Consider simple code :

#include<iostream>

struct A {
    operator double(){
        std::cout<<"Conversion function double chosen."<<std::endl;
        return 1.1;
    }
    operator char(){
        std::cout<<"Conversion function char chosen."<<std::endl;
        return 'a';
    }
} a;

void foo(int){}
void foo (char){}
int main() {
    foo(a);
}

Above code works fine, and as expected gcc, clang and VC++ chooses foo(char) .

Now lets modify the code little bit :

#include<iostream>

struct A {
    operator double(){
        std::cout<<"Conversion function double chosen."<<std::endl;
        return 1.1;
    }
    operator char(){
        std::cout<<"Conversion function char chosen."<<std::endl;
        return 'a';
    }
} a;

void foo(int){}
void foo (double){} //parameter changed from char to double
int main() {
    foo(a);
}

Now this should have choose foo(double) , but seems only VC++ is happy with the code while clang and gcc are unhappy with the above code.

main.cpp:11:10: error: call of overloaded 'foo(A&)' is ambiguous
 foo(a);
     ^
main.cpp:8:6: note: candidate: void foo(int)
 void foo(int){}
      ^
main.cpp:9:6: note: candidate: void foo(double)
 void foo (double){} //parameter changed from char to double
      ^

Can anyone explain why above code fails? or is it bug?.

One more question : Do gcc and clang share code of overload resolution?

Answer 1

A -> char is A -> char .

A -> int is A -> char -> int (because char to int is a promotion and so beats the double to int conversion).

A -> double is A -> double .

Two user-defined conversion sequences are only comparable if they involve the same user-defined conversion function. Thus, A -> char is a better conversion sequence than A -> int , so your first case is unambiguous. Neither A -> int nor A -> double is better than the other, so the second case is ambiguous.

Answer 2

TL;DR : The difference is that in the first case, as opposed to the second, the user-defined conversion sequences ( A -> char , A -> int ) call the same conversion function ( operator char ). That enables us to break the tie via [over.ics.rank]/(3.3).

---

The best conversion operators for particular functions are selected by [over.match.best]/(1.4) (comparing the conversion sequences of their return types).

Hence the better conversion function for foo(int) is operator char followed by a promotion to int , as opposed to operator double followed by a floating point conversion.
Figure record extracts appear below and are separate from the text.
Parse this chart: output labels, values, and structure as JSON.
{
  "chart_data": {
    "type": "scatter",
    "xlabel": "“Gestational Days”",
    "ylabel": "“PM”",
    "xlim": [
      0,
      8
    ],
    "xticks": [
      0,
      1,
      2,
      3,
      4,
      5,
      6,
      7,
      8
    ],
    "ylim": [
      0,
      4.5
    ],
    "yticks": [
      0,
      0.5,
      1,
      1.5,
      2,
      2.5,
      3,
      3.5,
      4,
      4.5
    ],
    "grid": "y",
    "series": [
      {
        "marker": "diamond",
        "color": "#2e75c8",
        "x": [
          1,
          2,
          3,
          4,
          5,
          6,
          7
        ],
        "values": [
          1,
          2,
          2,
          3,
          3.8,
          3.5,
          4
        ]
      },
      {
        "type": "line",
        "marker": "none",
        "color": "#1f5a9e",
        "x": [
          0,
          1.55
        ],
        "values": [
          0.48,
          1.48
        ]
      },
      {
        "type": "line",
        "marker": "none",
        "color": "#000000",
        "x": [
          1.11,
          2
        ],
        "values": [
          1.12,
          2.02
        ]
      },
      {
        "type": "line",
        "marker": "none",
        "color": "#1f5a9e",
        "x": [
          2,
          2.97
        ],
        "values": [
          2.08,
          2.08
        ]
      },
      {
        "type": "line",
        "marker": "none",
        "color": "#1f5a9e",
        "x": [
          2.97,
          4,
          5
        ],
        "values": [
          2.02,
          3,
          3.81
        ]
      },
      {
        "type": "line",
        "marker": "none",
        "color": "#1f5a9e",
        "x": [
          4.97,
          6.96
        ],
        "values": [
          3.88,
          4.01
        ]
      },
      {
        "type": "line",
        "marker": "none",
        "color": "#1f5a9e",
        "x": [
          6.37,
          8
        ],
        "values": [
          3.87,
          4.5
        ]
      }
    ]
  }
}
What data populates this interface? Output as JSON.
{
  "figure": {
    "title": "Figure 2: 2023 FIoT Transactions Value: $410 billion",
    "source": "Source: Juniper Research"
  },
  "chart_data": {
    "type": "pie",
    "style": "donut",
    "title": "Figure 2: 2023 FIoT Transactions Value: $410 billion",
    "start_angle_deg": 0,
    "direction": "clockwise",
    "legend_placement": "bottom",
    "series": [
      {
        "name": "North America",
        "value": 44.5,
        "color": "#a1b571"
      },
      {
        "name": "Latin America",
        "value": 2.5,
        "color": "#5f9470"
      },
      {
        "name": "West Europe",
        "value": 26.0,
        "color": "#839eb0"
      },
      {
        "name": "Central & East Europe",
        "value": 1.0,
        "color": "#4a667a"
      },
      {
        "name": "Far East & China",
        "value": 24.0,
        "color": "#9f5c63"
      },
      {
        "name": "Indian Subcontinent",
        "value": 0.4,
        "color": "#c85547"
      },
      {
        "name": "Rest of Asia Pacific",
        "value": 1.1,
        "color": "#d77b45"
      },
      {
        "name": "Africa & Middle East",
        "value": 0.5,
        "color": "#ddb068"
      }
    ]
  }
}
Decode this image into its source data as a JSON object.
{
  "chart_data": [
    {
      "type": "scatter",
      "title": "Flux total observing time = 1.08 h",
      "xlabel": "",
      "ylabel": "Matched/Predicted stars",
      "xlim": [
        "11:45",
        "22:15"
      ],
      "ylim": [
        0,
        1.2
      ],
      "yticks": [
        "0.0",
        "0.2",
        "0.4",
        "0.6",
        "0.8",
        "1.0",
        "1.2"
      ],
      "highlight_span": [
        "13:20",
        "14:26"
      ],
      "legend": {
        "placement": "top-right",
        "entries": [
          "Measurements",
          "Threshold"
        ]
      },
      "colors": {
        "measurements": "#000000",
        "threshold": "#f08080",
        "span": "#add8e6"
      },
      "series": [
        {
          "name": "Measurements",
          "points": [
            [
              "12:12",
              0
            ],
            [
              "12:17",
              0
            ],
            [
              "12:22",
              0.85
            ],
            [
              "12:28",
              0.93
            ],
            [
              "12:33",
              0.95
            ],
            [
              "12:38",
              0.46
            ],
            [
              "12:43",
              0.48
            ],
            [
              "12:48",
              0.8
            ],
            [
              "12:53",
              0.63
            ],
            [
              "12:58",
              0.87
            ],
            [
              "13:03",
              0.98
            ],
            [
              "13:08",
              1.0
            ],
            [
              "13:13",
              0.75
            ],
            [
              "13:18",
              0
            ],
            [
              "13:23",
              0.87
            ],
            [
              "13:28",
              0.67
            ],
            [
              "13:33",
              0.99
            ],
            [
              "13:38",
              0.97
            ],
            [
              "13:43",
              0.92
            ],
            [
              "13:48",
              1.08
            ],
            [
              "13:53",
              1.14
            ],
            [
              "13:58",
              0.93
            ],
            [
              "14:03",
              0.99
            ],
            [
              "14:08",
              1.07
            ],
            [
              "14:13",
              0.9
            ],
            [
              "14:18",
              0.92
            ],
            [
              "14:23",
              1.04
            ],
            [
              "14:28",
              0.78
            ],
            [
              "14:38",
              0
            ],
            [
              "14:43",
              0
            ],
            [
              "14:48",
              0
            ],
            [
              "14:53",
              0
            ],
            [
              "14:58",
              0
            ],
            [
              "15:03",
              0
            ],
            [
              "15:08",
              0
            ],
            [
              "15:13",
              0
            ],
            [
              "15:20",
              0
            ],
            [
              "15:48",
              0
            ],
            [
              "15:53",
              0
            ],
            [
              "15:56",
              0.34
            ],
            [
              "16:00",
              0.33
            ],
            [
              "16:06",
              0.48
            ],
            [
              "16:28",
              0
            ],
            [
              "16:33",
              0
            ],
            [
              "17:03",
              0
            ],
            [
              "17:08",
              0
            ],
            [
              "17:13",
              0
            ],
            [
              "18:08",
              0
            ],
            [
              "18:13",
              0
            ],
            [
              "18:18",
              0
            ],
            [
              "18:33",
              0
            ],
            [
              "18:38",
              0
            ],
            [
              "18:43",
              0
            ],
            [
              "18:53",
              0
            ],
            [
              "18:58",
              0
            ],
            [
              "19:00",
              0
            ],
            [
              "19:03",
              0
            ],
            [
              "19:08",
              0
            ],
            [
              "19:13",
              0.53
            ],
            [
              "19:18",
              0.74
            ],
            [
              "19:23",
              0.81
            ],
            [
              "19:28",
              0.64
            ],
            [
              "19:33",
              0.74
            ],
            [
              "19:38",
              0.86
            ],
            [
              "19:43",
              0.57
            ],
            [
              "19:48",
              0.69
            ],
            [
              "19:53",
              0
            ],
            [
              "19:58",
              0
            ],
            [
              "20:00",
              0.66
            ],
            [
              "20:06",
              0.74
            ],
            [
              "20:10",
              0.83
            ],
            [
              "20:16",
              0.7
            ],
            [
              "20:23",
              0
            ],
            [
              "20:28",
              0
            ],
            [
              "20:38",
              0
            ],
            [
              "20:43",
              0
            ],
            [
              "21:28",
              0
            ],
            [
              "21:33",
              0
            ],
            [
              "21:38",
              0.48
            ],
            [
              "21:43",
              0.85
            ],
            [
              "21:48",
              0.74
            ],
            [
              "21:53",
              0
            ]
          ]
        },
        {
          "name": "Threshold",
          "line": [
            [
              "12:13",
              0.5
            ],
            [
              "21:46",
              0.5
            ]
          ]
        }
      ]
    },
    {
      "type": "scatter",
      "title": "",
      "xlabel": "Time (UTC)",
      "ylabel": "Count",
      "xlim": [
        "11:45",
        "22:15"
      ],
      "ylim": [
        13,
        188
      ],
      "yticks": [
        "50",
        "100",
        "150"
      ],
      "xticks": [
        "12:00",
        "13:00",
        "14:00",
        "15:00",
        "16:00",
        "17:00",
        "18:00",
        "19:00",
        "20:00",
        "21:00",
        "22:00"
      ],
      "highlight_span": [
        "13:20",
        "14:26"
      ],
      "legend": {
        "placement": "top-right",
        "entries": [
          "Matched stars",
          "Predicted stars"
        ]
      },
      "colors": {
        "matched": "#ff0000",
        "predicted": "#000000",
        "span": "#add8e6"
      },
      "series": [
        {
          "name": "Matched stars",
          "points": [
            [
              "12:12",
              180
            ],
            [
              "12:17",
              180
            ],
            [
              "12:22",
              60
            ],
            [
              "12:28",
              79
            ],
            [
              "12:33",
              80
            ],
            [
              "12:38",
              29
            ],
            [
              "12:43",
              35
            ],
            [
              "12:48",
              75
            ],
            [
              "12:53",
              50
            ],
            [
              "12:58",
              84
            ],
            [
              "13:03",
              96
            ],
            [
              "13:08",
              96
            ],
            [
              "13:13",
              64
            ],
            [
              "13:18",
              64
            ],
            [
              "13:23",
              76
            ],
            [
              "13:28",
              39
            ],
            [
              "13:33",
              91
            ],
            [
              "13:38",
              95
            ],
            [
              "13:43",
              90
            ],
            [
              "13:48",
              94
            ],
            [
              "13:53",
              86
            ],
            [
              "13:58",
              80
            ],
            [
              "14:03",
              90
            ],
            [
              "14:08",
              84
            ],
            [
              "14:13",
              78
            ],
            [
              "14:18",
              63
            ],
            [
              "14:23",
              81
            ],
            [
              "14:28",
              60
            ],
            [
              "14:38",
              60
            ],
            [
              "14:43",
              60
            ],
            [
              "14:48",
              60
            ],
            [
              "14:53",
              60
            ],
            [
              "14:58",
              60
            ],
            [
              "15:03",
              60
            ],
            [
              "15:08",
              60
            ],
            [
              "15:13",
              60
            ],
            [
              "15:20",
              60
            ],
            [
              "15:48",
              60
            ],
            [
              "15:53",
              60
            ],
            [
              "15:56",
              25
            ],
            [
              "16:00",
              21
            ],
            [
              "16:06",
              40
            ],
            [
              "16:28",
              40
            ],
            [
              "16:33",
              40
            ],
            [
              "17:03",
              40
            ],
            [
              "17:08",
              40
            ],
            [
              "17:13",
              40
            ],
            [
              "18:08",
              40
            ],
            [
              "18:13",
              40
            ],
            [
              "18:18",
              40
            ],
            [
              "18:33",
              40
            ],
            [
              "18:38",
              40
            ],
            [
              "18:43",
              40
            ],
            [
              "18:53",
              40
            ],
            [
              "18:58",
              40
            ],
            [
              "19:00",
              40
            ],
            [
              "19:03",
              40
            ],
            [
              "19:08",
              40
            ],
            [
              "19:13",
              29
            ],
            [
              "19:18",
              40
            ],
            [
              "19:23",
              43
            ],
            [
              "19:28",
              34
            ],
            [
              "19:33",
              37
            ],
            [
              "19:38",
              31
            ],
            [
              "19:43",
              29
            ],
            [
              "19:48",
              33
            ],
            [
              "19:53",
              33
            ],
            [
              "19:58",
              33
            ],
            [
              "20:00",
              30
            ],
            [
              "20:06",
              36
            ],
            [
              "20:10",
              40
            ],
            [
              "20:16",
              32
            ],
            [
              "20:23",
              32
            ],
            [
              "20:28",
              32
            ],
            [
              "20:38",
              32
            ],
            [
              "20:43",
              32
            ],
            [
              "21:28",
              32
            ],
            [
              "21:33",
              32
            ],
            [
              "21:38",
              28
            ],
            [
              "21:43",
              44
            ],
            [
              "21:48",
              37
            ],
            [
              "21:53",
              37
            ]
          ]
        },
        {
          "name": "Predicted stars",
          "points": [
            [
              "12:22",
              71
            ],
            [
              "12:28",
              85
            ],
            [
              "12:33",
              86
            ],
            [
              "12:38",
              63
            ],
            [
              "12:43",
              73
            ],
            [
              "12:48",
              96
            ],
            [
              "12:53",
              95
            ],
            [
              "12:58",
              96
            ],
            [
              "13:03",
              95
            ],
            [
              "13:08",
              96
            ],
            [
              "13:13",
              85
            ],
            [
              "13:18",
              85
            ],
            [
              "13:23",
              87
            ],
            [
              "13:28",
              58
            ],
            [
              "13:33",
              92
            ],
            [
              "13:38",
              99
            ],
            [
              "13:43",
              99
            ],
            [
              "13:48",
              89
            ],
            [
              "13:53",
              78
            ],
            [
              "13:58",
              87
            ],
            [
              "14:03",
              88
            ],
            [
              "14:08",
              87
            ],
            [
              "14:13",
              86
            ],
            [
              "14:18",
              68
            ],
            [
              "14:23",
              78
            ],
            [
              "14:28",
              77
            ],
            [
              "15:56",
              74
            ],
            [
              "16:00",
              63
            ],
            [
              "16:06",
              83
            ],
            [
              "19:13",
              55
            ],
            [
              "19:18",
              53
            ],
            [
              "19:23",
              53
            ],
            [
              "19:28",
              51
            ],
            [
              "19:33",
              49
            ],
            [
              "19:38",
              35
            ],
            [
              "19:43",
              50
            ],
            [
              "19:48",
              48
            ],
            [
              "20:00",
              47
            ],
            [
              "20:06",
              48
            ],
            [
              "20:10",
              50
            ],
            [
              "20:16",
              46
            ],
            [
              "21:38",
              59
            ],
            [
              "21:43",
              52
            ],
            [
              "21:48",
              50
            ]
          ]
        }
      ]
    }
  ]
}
Now consider both variants of the second overload:

1. The best ICS to foo(char) is also via operator char (identity better than floating point conversion). Thus [over.ics.rank]/(3.3) is applicable:

   User-defined conversion sequence U1 is a better conversion sequence than another user-defined conversion sequence U2 if they contain the same user-defined conversion function […] and in either case the second standard conversion sequence of U1 is better than the second standard conversion sequence of U2 .

   Hence the overall conversion to F2 is deemed better, and it is selected.

2. The best ICS to foo(double) is via operator double . We end up with two conversion sequences employing distinct conversion functions; nothing really applies, and we just get an ambiguity.